Wstałem i chwiejnie skierowałem się znów w górę, świadomie ruszając tam, skąd moje niedoskonałe ciało chciało ze wszystkich sił uciec. Pierwsze kroki były trudne, czułem wyraźny opór, ale potem to ustąpiło. Przejąłem całkowicie kontrolę, również nad instynktem samozachowawczym. Droga w górę była wszystkim, inne sprawy stały się już nieważne, drugorzędne, zniknęły gdzieś w tle obrazu. Krok za krokiem, spieczone usta, gardło, katar, zmęczenie...
Ile to trwa? Minuty czy godziny? Ścieżka zakręciła w lewo, szczyt był coraz bliżej, ale i wola w końcu słabnie, gdy nogi są jak z ołowiu. Szliśmy już tylko po cztery kroki, odległość równa długości samochodu. Dora została z tyłu. Jakiś niemiecki wspinacz dał nam trochę napoju brzoskwiniowego i pokrzepił mówiąc, że zostało nam piętnaście minut drogi. Czułem ból, każdy kawałek mojego ciała rozpadał się, miałem ochotę wyć. Jeszcze tylko kilka kroków, i przekroczyłem skalny próg, wychodząc na płaski szczyt.
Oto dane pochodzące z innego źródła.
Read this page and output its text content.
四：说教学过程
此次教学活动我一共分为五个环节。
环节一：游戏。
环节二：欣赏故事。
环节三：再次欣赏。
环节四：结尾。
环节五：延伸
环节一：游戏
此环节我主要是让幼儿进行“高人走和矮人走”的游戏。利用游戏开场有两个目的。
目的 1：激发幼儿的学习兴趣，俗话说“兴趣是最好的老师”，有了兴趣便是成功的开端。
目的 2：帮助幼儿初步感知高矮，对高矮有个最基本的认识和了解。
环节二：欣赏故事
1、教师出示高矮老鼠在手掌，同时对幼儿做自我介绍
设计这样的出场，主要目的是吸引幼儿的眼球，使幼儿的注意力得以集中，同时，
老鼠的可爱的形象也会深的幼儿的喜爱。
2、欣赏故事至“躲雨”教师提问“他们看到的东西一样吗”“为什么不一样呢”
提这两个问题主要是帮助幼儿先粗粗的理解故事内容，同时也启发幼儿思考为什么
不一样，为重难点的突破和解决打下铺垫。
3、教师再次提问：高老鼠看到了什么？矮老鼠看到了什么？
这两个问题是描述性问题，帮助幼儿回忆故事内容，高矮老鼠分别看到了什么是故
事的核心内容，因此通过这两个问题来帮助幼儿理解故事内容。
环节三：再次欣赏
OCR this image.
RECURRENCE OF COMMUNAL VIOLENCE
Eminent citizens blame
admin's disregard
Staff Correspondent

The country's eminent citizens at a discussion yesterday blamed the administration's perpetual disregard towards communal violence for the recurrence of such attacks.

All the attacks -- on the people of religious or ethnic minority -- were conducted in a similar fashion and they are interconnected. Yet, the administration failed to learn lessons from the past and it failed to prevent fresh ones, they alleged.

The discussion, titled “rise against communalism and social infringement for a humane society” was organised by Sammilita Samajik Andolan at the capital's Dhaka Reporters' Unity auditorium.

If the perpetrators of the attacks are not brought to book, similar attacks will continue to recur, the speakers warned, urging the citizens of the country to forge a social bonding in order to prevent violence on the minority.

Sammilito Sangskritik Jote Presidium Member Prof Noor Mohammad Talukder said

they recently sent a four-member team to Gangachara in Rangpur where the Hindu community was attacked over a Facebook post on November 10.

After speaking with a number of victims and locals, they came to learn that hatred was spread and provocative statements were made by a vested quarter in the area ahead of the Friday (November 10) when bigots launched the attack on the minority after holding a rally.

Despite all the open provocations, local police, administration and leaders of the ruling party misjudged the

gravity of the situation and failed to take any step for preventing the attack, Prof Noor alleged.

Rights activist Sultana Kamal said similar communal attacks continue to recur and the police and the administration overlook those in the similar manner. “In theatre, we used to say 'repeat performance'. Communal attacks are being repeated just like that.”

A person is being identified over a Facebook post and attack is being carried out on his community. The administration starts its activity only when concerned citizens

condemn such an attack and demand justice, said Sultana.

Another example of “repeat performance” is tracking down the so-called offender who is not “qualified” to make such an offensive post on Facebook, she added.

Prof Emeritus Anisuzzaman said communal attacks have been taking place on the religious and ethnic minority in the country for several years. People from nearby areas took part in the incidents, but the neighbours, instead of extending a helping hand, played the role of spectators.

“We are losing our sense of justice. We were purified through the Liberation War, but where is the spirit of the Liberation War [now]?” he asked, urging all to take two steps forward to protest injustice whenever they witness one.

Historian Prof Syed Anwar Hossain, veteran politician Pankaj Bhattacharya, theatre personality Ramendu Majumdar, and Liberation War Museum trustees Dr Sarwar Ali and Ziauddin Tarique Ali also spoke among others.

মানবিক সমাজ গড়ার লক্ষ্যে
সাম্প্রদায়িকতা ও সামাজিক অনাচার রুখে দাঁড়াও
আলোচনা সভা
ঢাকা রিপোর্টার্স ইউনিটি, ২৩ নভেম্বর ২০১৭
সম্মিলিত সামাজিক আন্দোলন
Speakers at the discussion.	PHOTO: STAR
Na zegarku była 15:52. Wstrząsały mną dreszcze i płakałem, patrząc wokół, na aluminiowy krzyż, na Aconcaguę Południową. Dora spytała, co mi jest, ale nie umiałem odpowiedzieć. To uczucie, które było we mnie, zbyt było pełne, zbyt piękne, zbyt skończone, żeby je nazwać, żeby o nim mówić. Łzy zamarły we mnie.
Zrobiliśmy kilka zdjęć, ale nie udało mi się uśmiechnąć. Zwycięstwo zbytnio bolało.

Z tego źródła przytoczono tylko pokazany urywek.